Efficiency savings ‘will not harm policing’

16 Jul 09
Home Secretary Alan Johnson has denied that cuts in funding will affect frontline policing.
By Alex Klaushofer

16 July 2009

Home Secretary Alan Johnson has denied that cuts in funding will affect frontline policing.

The denial follows claims from the Association of Police Authorities earlier this month that forces will have to make £480m of cuts to meet new levels of efficiency savings – raised from 3% to 4% in the Budget. The new targets have prompted some chief constables to warn that cuts to frontline services might follow.

Johnson, who took over at the Home Office in June following Jacqui Smith’s resignation, told MPs at the home affairs select committee that the efficiency savings would be ploughed back into existing budgets, which were already set for 2009/10 and 2010/11.

‘I don’t think that’s an issue at all,’ he said. But he suggested that eventual spending cuts were likely to affect policing. ‘The concerns are about what happens after the Spending Review,’ he said. ‘No one’s pretending that there’s going to be the same abundance of money that’s come over the last 12 years.

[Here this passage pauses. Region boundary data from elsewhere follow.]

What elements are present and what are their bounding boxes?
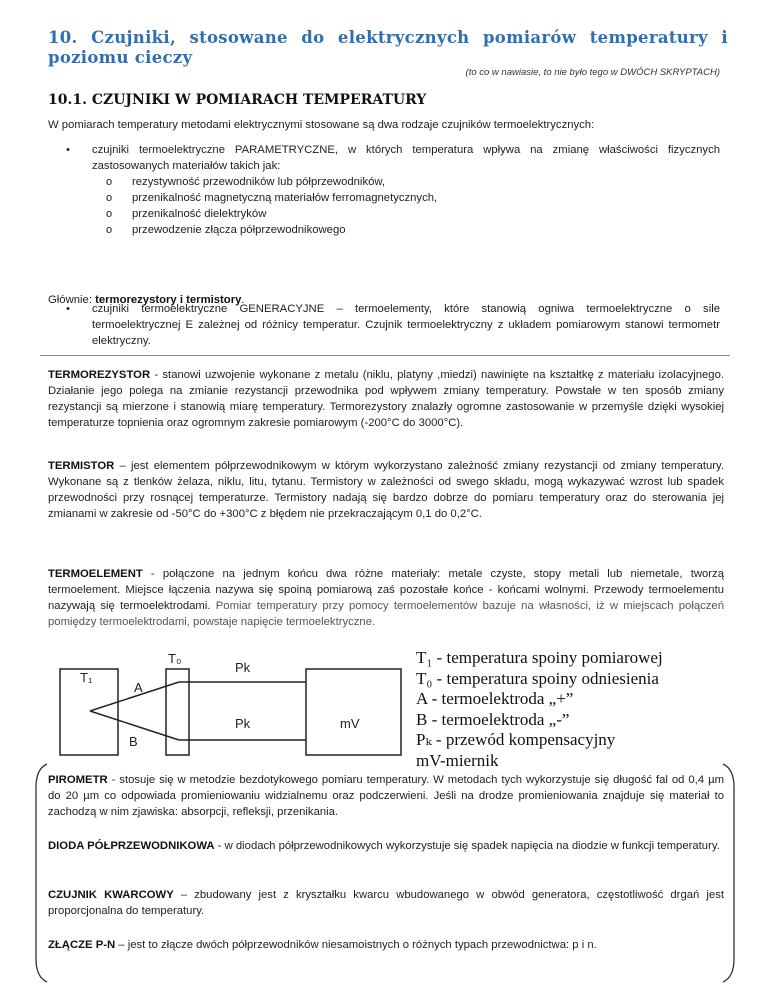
desc-dioda: - w diodach półprzewodnikowych wykorzystuje się spadek napięcia na diodzie w funkcji temperatury. (214, 840, 720, 852)
desc-kwarc: – zbudowany jest z kryształku kwarcu wbudowanego w obwód generatora, częstotliwość drgań jest proporcjonalna do temperatury. (48, 889, 724, 917)
divider (40, 355, 730, 356)
definition-pirometr (48, 772, 724, 820)
term-kwarc: CZUJNIK KWARCOWY (48, 889, 174, 901)
definition-termistor (48, 458, 724, 522)
definition-termoelement (48, 566, 724, 630)
list-item: o przewodzenie złącza półprzewodnikowego (106, 222, 720, 238)
label-pk-top: Pk (235, 660, 251, 675)
list-item: o rezystywność przewodników lub półprzewodników, (106, 174, 720, 190)
definition-kwarc (48, 887, 724, 919)
generative-list (48, 301, 720, 349)
intro-paragraph: W pomiarach temperatury metodami elektrycznymi stosowane są dwa rodzaje czujników termoelektrycznych: (48, 119, 595, 131)
right-bracket (722, 763, 736, 983)
desc-termistor: – jest elementem półprzewodnikowym w którym wykorzystano zależność zmiany rezystancji od zmiany temperatury. Wykonane są z tlenków żelaza, niklu, litu, tytanu. Termistory w zależności od swego składu, mogą wykazywać wzrost lub spadek przewodności przy rosnącej temperaturze. Termistory nadają się bardzo dobrze do pomiaru temperatury oraz do sterowania jej zmianami w zakresie od -50°C do +300°C z błędem nie przekraczającym 0,1 do 0,2°C. (48, 460, 724, 520)
term-termistor: TERMISTOR (48, 460, 115, 472)
term-termoelement: TERMOELEMENT (48, 568, 143, 580)
desc-termoelement: - połączone na jednym końcu dwa różne materiały: metale czyste, stopy metali lub niemetale, tworzą termoelement. Miejsce łączenia nazywa się spoiną pomiarową zaś pozostałe końce - końcami wolnymi. Przewody termoelementu nazywają się termoelektrodami. (48, 568, 724, 612)
label-t1: T₁ (80, 670, 93, 685)
desc-zlacze: – jest to złącze dwóch półprzewodników niesamoistnych o różnych typach przewodnictwa: p i n. (115, 939, 597, 951)
term-termorezystor: TERMOREZYSTOR (48, 369, 151, 381)
term-dioda: DIODA PÓŁPRZEWODNIKOWA (48, 840, 215, 852)
properties-sublist (92, 174, 720, 238)
mainly-end: . (241, 294, 245, 306)
section-heading: 10.1. CZUJNIKI W POMIARACH TEMPERATURY (48, 92, 427, 108)
desc-termorezystor: - stanowi uzwojenie wykonane z metalu (niklu, platyny ,miedzi) nawinięte na kształtkę z materiału izolacyjnego. Działanie jego polega na zmianie rezystancji przewodnika pod wpływem zmiany temperatury. Powstałe w ten sposób zmiany rezystancji są mierzone i stanowią miarę temperatury. Termorezystory znalazły ogromne zastosowanie w przemyśle dzięki wysokiej temperaturze topnienia oraz ogromnym zakresie pomiarowym (-200°C do 3000°C). (48, 369, 724, 429)
legend-item: A - termoelektroda „+” (416, 689, 574, 708)
list-item-parametric (48, 142, 720, 238)
label-pk-bottom: Pk (235, 716, 251, 731)
definition-termorezystor (48, 367, 724, 431)
sensor-types-list (48, 142, 720, 238)
thermocouple-diagram (56, 648, 406, 760)
legend-item: Pₖ - przewód kompensacyjny (416, 730, 616, 749)
list-item-generative: • czujniki termoelektryczne GENERACYJNE – termoelementy, które stanowią ogniwa termoelektryczne o sile termoelektrycznej E zależnej od różnicy temperatur. Czujnik termoelektryczny z układem pomiarowym stanowi termometr elektryczny. (48, 301, 720, 349)
millivoltmeter-box (306, 669, 401, 755)
term-zlacze: ZŁĄCZE P-N (48, 939, 116, 951)
term-pirometr: PIROMETR (48, 774, 108, 786)
definition-zlacze (48, 937, 724, 953)
legend-item: T₁ - temperatura spoiny pomiarowej (416, 648, 663, 667)
label-mv: mV (340, 716, 360, 731)
scripts-note: (to co w nawiasie, to nie było tego w DWÓCH SKRYPTACH) (465, 67, 720, 78)
list-item: o przenikalność magnetyczną materiałów ferromagnetycznych, (106, 190, 720, 206)
label-a: A (134, 680, 143, 695)
mainly-value: termorezystory i termistory (95, 294, 242, 306)
parametric-text: czujniki termoelektryczne PARAMETRYCZNE, w których temperatura wpływa na zmianę właściwości fizycznych zastosowanych materiałów takich jak: (92, 144, 720, 172)
chapter-title: 10. Czujniki, stosowane do elektrycznych pomiarów temperatury i poziomu cieczy (48, 28, 728, 67)
legend-item: B - termoelektroda „-” (416, 709, 570, 729)
mainly-label: Głównie: (48, 294, 92, 306)
diagram-legend (416, 648, 663, 771)
list-item: o przenikalność dielektryków (106, 206, 720, 222)
definition-dioda (48, 838, 724, 854)
legend-item: mV-miernik (416, 750, 499, 770)
desc-termoelement-extra: Pomiar temperatury przy pomocy termoelementów bazuje na własności, iż w miejscach połączeń pomiędzy termoelektrodami, powstaje napięcie termoelektryczne. (48, 600, 724, 628)
legend-item: T₀ - temperatura spoiny odniesienia (416, 668, 659, 688)
label-b: B (129, 734, 138, 749)
label-t0: T₀ (168, 651, 182, 666)
left-bracket (34, 763, 48, 983)
desc-pirometr: - stosuje się w metodzie bezdotykowego pomiaru temperatury. W metodach tych wykorzystuje się długość fal od 0,4 µm do 20 µm co odpowiada promieniowaniu widzialnemu oraz podczerwieni. Jeśli na drodze promieniowania znajduje się materiał to zachodzą w nim zjawiska: absorpcji, refleksji, przenikania. (48, 774, 724, 818)
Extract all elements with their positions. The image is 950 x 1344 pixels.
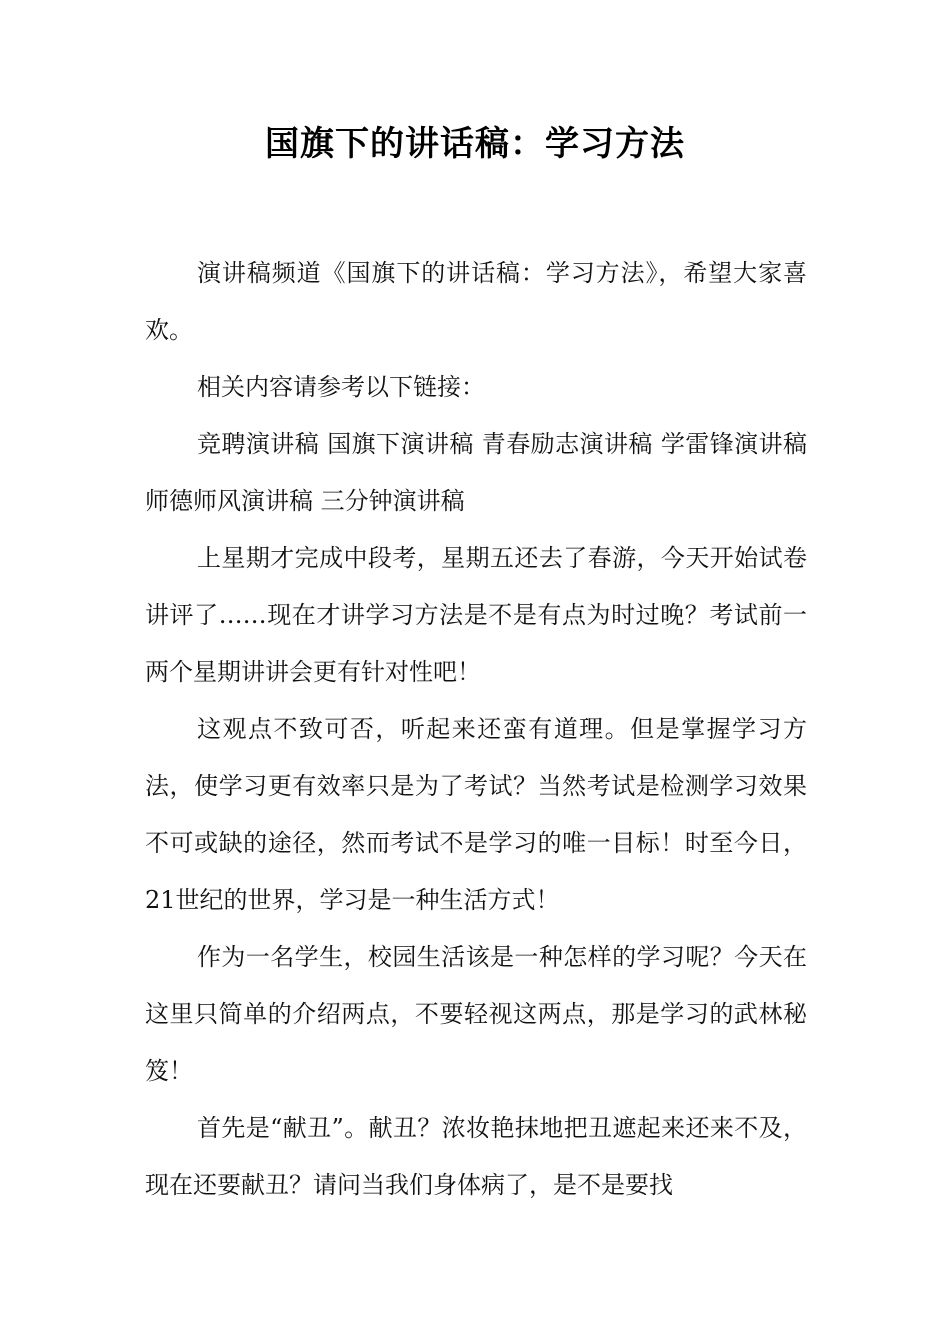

‘There’s a debate there in all public services. This must not hit frontline police – that would be a hugely retrograde step, particularly given they only have one target now, which is public confidence,’ he added.

Asked whether the benefits of the government’s controversial identity card scheme would justify the costs at a time of tighter public spending, Johnson said that the department would recoup the costs – an estimated £6bn over 30 years – through the fees charged to the public.

‘We get all of that back, because the cost of passports and the cost of ID cards will ensure that money comes back through the revenue,’ he said. ‘The only way you lose it is if you stop it before you could actually get the money back,’ he said.

The Conservatives have pledged to cancel the ID card scheme should they come to power in 2010, and have warned contractors of get-out clauses in contracts. In March, then home secretary Smith admitted that cancelling two of the projects would cost £40m.

Johnson said he did not have a break-even figure for the scheme, as previous costings were based on figures prior to the signing of contracts. ‘We’ve now signed those contracts and I think we’re in a different situation,’ he said.

But the publication of the next costings for the scheme should be brought forward to November, he added.